As a final nice property of Hilbert class fields, fix a prime $\mf p$ of $K.$ Now, $\mf p$ is principal if and only if $\mf p\in P_K^{1,1}=H(M/K,1).$ But this implies\[\mf p\in H(M/K,1)\longmapsto\op{id}\in\frac{I_K^1}{H(M/K,1)}\cong\op{Gal}(M/K).\]That is, $\mf p$ is principal if and only if $\op{Frob}_\mf p$ is the identity in $\op{Gal}(M/K),$ equivalent to $\op{Frob}_\mf p$ having order $1,$ equivalent to $f(\bullet/\mf p)=1.$ Because $\mf p$ is already unramified for free, this means $\mf p$ is principal if and only if $\mf p$ splits completely in $M.$ Cute.

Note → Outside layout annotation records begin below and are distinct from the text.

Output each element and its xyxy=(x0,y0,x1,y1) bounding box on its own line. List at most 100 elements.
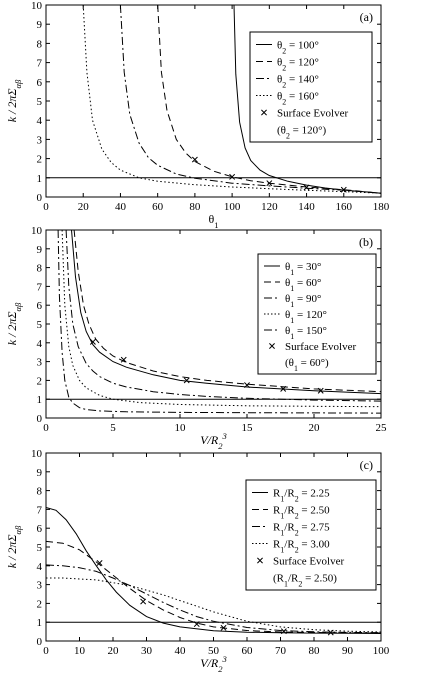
y-tick-label: 8 xyxy=(37,486,43,498)
series-line-1 xyxy=(71,230,381,395)
x-axis-label: V/R23 xyxy=(200,431,227,451)
x-tick-label: 70 xyxy=(275,645,287,657)
y-tick-label: 9 xyxy=(37,19,43,31)
y-tick-label: 9 xyxy=(37,244,43,256)
y-tick-label: 9 xyxy=(37,467,43,479)
y-tick-label: 0 xyxy=(37,636,43,648)
legend-label: R1/R2 = 2.50 xyxy=(273,505,330,521)
legend-label: (θ2 = 120°) xyxy=(277,125,327,141)
y-tick-label: 8 xyxy=(37,263,43,275)
legend-label: (R1/R2 = 2.50) xyxy=(273,573,337,589)
series-line-2 xyxy=(46,540,381,634)
x-tick-label: 40 xyxy=(175,645,187,657)
legend-label: R1/R2 = 2.25 xyxy=(273,488,330,504)
surface-evolver-marker xyxy=(140,598,147,605)
legend-marker xyxy=(261,109,267,116)
x-tick-label: 0 xyxy=(43,422,49,434)
surface-evolver-marker xyxy=(317,387,324,394)
x-tick-label: 60 xyxy=(242,645,254,657)
y-tick-label: 2 xyxy=(37,154,43,166)
panel-label: (b) xyxy=(359,235,373,249)
y-tick-label: 7 xyxy=(37,281,43,293)
y-tick-label: 7 xyxy=(37,58,43,70)
y-tick-label: 5 xyxy=(37,542,43,554)
x-tick-label: 20 xyxy=(108,645,120,657)
series-line-4 xyxy=(46,577,381,633)
surface-evolver-marker xyxy=(280,385,287,392)
x-tick-label: 120 xyxy=(261,201,278,213)
series-line-3 xyxy=(65,230,381,402)
legend-label: θ1 = 90° xyxy=(285,293,321,309)
legend-label: θ2 = 100° xyxy=(277,40,319,56)
y-tick-label: 1 xyxy=(37,617,43,629)
y-tick-label: 1 xyxy=(37,394,43,406)
x-tick-label: 15 xyxy=(242,422,254,434)
surface-evolver-marker xyxy=(303,184,310,191)
panel-label: (a) xyxy=(360,10,373,24)
surface-evolver-marker xyxy=(340,186,347,193)
series-line-5 xyxy=(57,230,381,414)
legend: θ2 = 100°θ2 = 120°θ2 = 140°θ2 = 160°Surf… xyxy=(249,31,373,143)
x-tick-label: 90 xyxy=(342,645,354,657)
chart-panel-1: 0 20 40 60 80 100 120 140 160 180 0 1 2 3 4 5 6 7 8 9 10 θ2 =… xyxy=(5,0,390,230)
x-tick-label: 20 xyxy=(309,422,321,434)
surface-evolver-marker xyxy=(280,628,287,635)
legend-label: θ2 = 140° xyxy=(277,74,319,90)
x-tick-label: 140 xyxy=(298,201,315,213)
legend-label: Surface Evolver xyxy=(285,341,356,353)
legend-label: θ2 = 120° xyxy=(277,57,319,73)
y-tick-label: 5 xyxy=(37,96,43,108)
surface-evolver-marker xyxy=(266,180,273,187)
legend-label: θ1 = 60° xyxy=(285,277,321,293)
surface-evolver-marker xyxy=(229,173,236,180)
legend-label: (θ1 = 60°) xyxy=(285,357,329,373)
series-line-3 xyxy=(119,5,381,194)
legend-label: Surface Evolver xyxy=(273,556,344,568)
y-axis-label: k / 2πΣαβ xyxy=(5,525,23,568)
surface-evolver-marker xyxy=(89,338,96,345)
x-tick-label: 40 xyxy=(115,201,127,213)
y-tick-label: 4 xyxy=(37,115,43,127)
y-tick-label: 3 xyxy=(37,580,43,592)
x-tick-label: 30 xyxy=(141,645,153,657)
legend-box xyxy=(257,253,377,375)
chart-panel-3: 0 10 20 30 40 50 60 70 80 90 100 0 1 2 3 4 5 6 7 8 9 10 R1/R2 … xyxy=(5,448,390,674)
y-tick-label: 3 xyxy=(37,357,43,369)
x-tick-label: 100 xyxy=(373,645,390,657)
legend-label: Surface Evolver xyxy=(277,108,348,120)
surface-evolver-marker xyxy=(193,621,200,628)
legend-label: R1/R2 = 2.75 xyxy=(273,522,330,538)
x-tick-label: 100 xyxy=(224,201,241,213)
series-line-2 xyxy=(73,230,381,393)
series-line-3 xyxy=(46,564,381,634)
legend-label: θ1 = 30° xyxy=(285,261,321,277)
y-tick-label: 1 xyxy=(37,173,43,185)
x-tick-label: 0 xyxy=(43,201,49,213)
y-tick-label: 0 xyxy=(37,413,43,425)
y-tick-label: 0 xyxy=(37,192,43,204)
x-tick-label: 10 xyxy=(175,422,187,434)
surface-evolver-marker xyxy=(220,624,227,631)
x-tick-label: 25 xyxy=(376,422,388,434)
series-line-4 xyxy=(61,230,381,408)
x-tick-label: 160 xyxy=(336,201,353,213)
series-line-4 xyxy=(82,5,381,194)
legend-label: θ2 = 160° xyxy=(277,91,319,107)
legend-label: θ1 = 120° xyxy=(285,309,327,325)
surface-evolver-marker xyxy=(120,356,127,363)
x-tick-label: 80 xyxy=(309,645,321,657)
y-tick-label: 4 xyxy=(37,561,43,573)
legend-marker xyxy=(257,557,263,564)
x-tick-label: 60 xyxy=(152,201,164,213)
x-axis-label: θ1 xyxy=(208,212,218,230)
x-tick-label: 10 xyxy=(74,645,86,657)
x-tick-label: 20 xyxy=(78,201,90,213)
legend-marker xyxy=(269,343,275,349)
y-tick-label: 5 xyxy=(37,319,43,331)
y-axis-label: k / 2πΣαβ xyxy=(5,302,23,345)
x-tick-label: 5 xyxy=(110,422,116,434)
y-tick-label: 2 xyxy=(37,598,43,610)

We also remark that the Kronecker-Weber theorem falls out of this machinery. Here we are interested in abelian field extensions of $\QQ,$ which Artin reciprocity tells us we should be able to understand using information entirely intrinsic to $\QQ.$ This is good news because we understand $\QQ$ pretty well.

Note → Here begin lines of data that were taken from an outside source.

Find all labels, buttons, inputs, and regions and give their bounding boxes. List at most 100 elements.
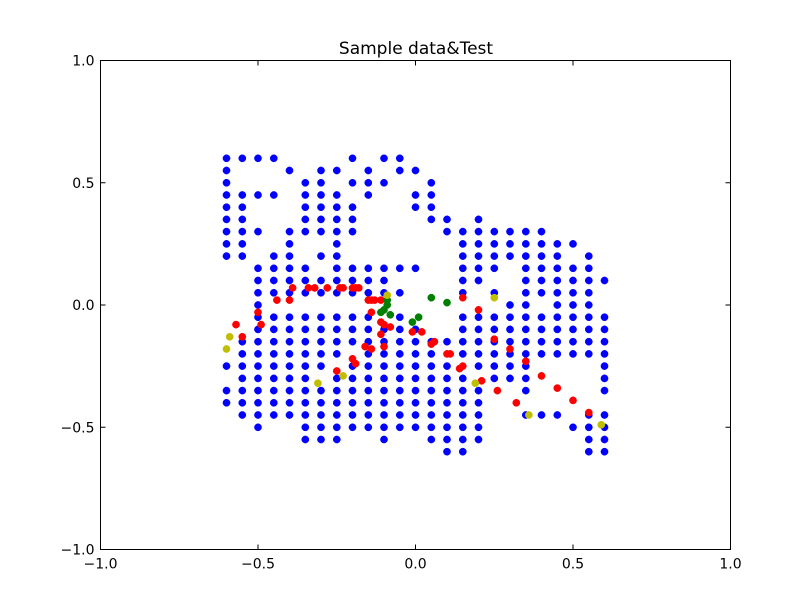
- data-point-series-0-347: [600, 325, 609, 334]
- data-point-series-0-188: [395, 362, 404, 370]
- data-point-series-3-7: [525, 411, 533, 419]
- data-point-series-3-1: [225, 332, 234, 341]
- data-point-series-0-82: [301, 313, 310, 322]
- data-point-series-0-26: [254, 154, 262, 163]
- data-point-series-0-1: [222, 166, 231, 175]
- data-point-series-0-320: [553, 350, 562, 358]
- data-point-series-0-290: [521, 288, 530, 297]
- data-point-series-0-146: [348, 398, 357, 407]
- data-point-series-0-134: [348, 203, 357, 212]
- data-point-series-0-212: [427, 350, 436, 358]
- data-point-series-1-22: [386, 323, 395, 331]
- data-point-series-0-259: [474, 386, 483, 395]
- data-point-series-0-115: [332, 215, 341, 224]
- data-point-series-0-71: [285, 386, 294, 395]
- y-tick-label-0: −1.0: [61, 543, 95, 559]
- data-point-series-0-207: [427, 178, 436, 187]
- data-point-series-1-11: [339, 284, 347, 292]
- data-point-series-1-0: [232, 320, 240, 329]
- data-point-series-0-70: [285, 374, 294, 383]
- data-point-series-0-302: [537, 252, 546, 260]
- data-point-series-0-251: [474, 252, 483, 260]
- data-point-series-3-2: [383, 291, 392, 300]
- data-point-series-0-246: [458, 435, 467, 444]
- data-point-series-0-66: [285, 325, 294, 334]
- data-point-series-0-333: [584, 264, 593, 273]
- data-point-series-0-104: [317, 337, 325, 346]
- data-point-series-0-35: [254, 337, 262, 346]
- data-point-series-0-266: [490, 252, 499, 260]
- y-tick-label-4: 1.0: [72, 54, 94, 70]
- data-point-series-0-94: [317, 178, 325, 187]
- data-point-series-0-350: [600, 362, 609, 370]
- data-point-series-0-315: [553, 288, 562, 297]
- data-point-series-0-186: [395, 337, 404, 346]
- data-point-series-0-200: [411, 350, 420, 358]
- data-point-series-1-25: [377, 330, 385, 339]
- data-point-series-0-47: [269, 276, 278, 285]
- data-point-series-0-275: [506, 227, 514, 236]
- data-point-series-2-5: [408, 318, 417, 326]
- data-point-series-0-95: [317, 191, 325, 199]
- data-point-series-0-163: [364, 411, 373, 419]
- data-point-series-0-309: [537, 350, 546, 358]
- data-point-series-0-159: [364, 362, 373, 370]
- data-point-series-0-319: [553, 337, 562, 346]
- data-point-series-1-30: [408, 328, 417, 336]
- data-point-series-0-106: [317, 362, 325, 370]
- data-point-series-0-44: [269, 191, 278, 199]
- data-point-series-0-215: [427, 386, 436, 395]
- data-point-series-2-3: [377, 308, 385, 317]
- data-point-series-0-53: [269, 362, 278, 370]
- data-point-series-0-100: [317, 276, 325, 285]
- data-point-series-0-25: [238, 411, 247, 419]
- data-point-series-0-214: [427, 374, 436, 383]
- data-point-series-1-33: [430, 337, 439, 346]
- data-point-series-0-127: [332, 386, 341, 395]
- data-point-series-0-339: [584, 337, 593, 346]
- data-point-series-0-219: [427, 435, 436, 444]
- data-point-series-0-137: [348, 264, 357, 273]
- data-point-series-1-6: [288, 284, 297, 292]
- x-tick-label-2: 0.0: [404, 557, 426, 573]
- data-point-series-0-138: [348, 276, 357, 285]
- data-point-series-0-133: [348, 178, 357, 187]
- data-point-series-0-346: [600, 313, 609, 322]
- data-point-series-2-7: [427, 293, 436, 302]
- data-point-series-0-73: [285, 411, 294, 419]
- data-point-series-0-308: [537, 337, 546, 346]
- data-point-series-0-284: [506, 374, 514, 383]
- data-point-series-0-226: [443, 398, 451, 407]
- data-point-series-0-24: [238, 398, 247, 407]
- data-point-series-1-4: [273, 296, 281, 304]
- data-point-series-0-230: [443, 447, 451, 456]
- data-point-series-0-355: [600, 435, 609, 444]
- data-point-series-0-161: [364, 386, 373, 395]
- data-point-series-0-2: [222, 178, 231, 187]
- data-point-series-0-28: [254, 227, 262, 236]
- data-point-series-0-279: [506, 313, 514, 322]
- data-point-series-0-180: [395, 154, 404, 163]
- data-point-series-0-287: [521, 252, 530, 260]
- data-point-series-0-67: [285, 337, 294, 346]
- data-point-series-1-1: [238, 332, 247, 341]
- data-point-series-0-216: [427, 398, 436, 407]
- data-point-series-0-190: [395, 386, 404, 395]
- data-point-series-1-49: [584, 408, 593, 417]
- data-point-series-0-29: [254, 264, 262, 273]
- data-point-series-0-36: [254, 350, 262, 358]
- data-point-series-0-135: [348, 215, 357, 224]
- data-point-series-0-225: [443, 386, 451, 395]
- data-point-series-1-5: [285, 296, 294, 304]
- data-point-series-0-88: [301, 386, 310, 395]
- data-point-series-0-20: [238, 350, 247, 358]
- data-point-series-0-295: [521, 350, 530, 358]
- data-point-series-0-323: [569, 264, 577, 273]
- data-point-series-0-209: [427, 203, 436, 212]
- data-point-series-0-201: [411, 362, 420, 370]
- data-point-series-3-6: [490, 293, 499, 302]
- data-point-series-0-243: [458, 398, 467, 407]
- data-point-series-0-258: [474, 362, 483, 370]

Anyways, we are trying to show that for any $K/\QQ,$ there exists an $m$ such that $K\subseteq\QQ(\zeta_m).$ Because of the inclusion reversal, this is equivalent to\[H(\QQ(\zeta_m)/\QQ,\mf m)\subseteq H(K/\QQ,\mf m)\]for some suitable modulus $\mf m.$ In order to use Artin reciprocity, we would like $\mf m$ to be divisible by the conductor of $K.$ Letting this conductor be $\mf f,$ we remark that we will also need $\infty\mid\mf m$ for $\QQ(\zeta_m)/\QQ,$ so we take $\mf f\mid m\infty=:\mf m,$ where $m\in\ZZ$ is divisible by exactly all the ramified primes in $K.$ We claim this $m$ works for $\QQ(\zeta_m).$

Indeed, the remarkable property of $\QQ(\zeta_m)$ is that we claim\[H(\QQ(\zeta_m)/\QQ,m\infty)=P_\QQ^{\mf m,1}.\]This makes $\QQ(\zeta_m)$ a "ray class field'' of $\mf m.$ Anyways, this is the kernel of the map\[I_\QQ^\mf m\longrightarrow\op{Gal}(\QQ(\zeta_m)/\QQ)\cong(\ZZ/m\ZZ)^\times.\]This map by definition takes $p\ZZ$ (coprime to $m$) to $\zeta_m\mapsto\zeta_m^p$ (this maps to the Frobenius property), which is taken to $[p]_m.$ Extending multiplicatively, we're taking\[\frac ab\ZZ\mapsto\left[\frac ab\right]_m.\]Note that this makes sense because $I_\QQ^\mf m$ requires $\gcd(a,m)=\gcd(b,m)=1.$ So being in the kernel merely asserts that $\frac ab\ZZ$ has $\frac ab\equiv1\pmod m.$ That is, our kernel is\[P_\QQ^{\mf m,1}=\left\{\frac ab\ZZ:\frac ab\equiv1\pmod m\text{ and }\frac ab \gt 0\right\}.\]Here the condition $\frac ab \gt 0$ is inherited from $I_K^\mf m.$ This completes the claim.

However, we are now done by Artin reciprocity, for we know\[H(\QQ(\zeta_m)/\QQ,\mf m)=P_\QQ^\mf m\subseteq H(K/\QQ,\mf m),\]which is exactly what we wanted.